Article ID Journal Published Year Pages File Type
4695932 Marine and Petroleum Geology 2012 19 Pages PDF
Abstract

Upper Jurassic Haynesville and Bossier shale-gas plays of the northwestern Gulf of Mexico (GOM) Basin produce from organic-rich, marine transgressive to highstand mudrocks within mixed carbonate-clastic depositional systems. Modern wireline-log suites from ∼200 deep wells were used for detailed correlations, and 10 + cores throughout the upper Kimmeridgian to lower Tithonian basin were incorporated into detailed facies, stratigraphic, and lithologic analyses. The Haynesville Shale lies within a 2nd-order transgressive systems tract (TST) that encompasses back-stepping ramp carbonates (proximal) and marine shales (distal) below a maximum flooding surface (MFS). This shale onlaps retrogradational carbonates and basement highs and is capped by the 2nd-order MFS. Bossier shales and local sandstones prograde basinward above the Haynesville shale and downlap the 2nd-order MFS. They grade upward and updip into the thick, highstand systems tract (HST), fluvio-deltaic sandstones of the Cotton Valley Group. Distally, organic-rich facies developed in restricted Bossier environments, creating another productive gas-shale opportunity. Several preexisting basement highs in the south and carbonate platforms in the northwest and west restrict and partition the basin, thus influencing deposition of highly organic versus nonorganic and siliciclastic-dominated versus carbonate-dominated lithologies. Haynesville and Bossier shales each compose three upward-coarsening cycles that probably represent 3rd-order sequences within the larger 2nd-order TST and early HST, respectively. Most of the three Bossier 3rd-order cycles are dominated by varying amounts of siliciclastics. Deposition of the Haynesville mudrocks occurred below storm-wave base under mostly dysoxic conditionsm allowing settlement of benthic bivalve communities and bioturbating organisms and oscillating periodically to more anoxic conditions on the seafloor. However, most of the sparse faunae found in these mudrocks are of planktonic origin. Bossier mudrocks exhibited more oxygenated and clastic-rich lithologies related to progradation of the clastic shoreline and sea-level highstand. Knowledge of lithologic, stratigraphic, geochemical, and faunal variations across mudrock basins needs to be detailed so that shale-gas basins might be successfully explored.
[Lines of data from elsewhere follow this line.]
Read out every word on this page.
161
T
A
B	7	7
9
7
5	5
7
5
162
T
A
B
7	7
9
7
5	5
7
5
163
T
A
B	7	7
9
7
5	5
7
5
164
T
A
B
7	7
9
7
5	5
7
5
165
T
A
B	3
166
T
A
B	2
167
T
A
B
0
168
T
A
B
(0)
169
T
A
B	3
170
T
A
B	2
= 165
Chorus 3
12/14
► Fauna, grain, geochemical, and stratigraphic data were integrated to delineate mudrock facies. ► 3 main facies types characterizing the Haynesville and Bossier shales were issued. ► Paleogeomorphology and syndepositional tectonics influenced this mudrock system’s deposition. ► Organic-rich mudrock facies is linked to highly productive intervals in this study. ► 2nd- and 3rd-order transgressions yield the most organic-rich intervals.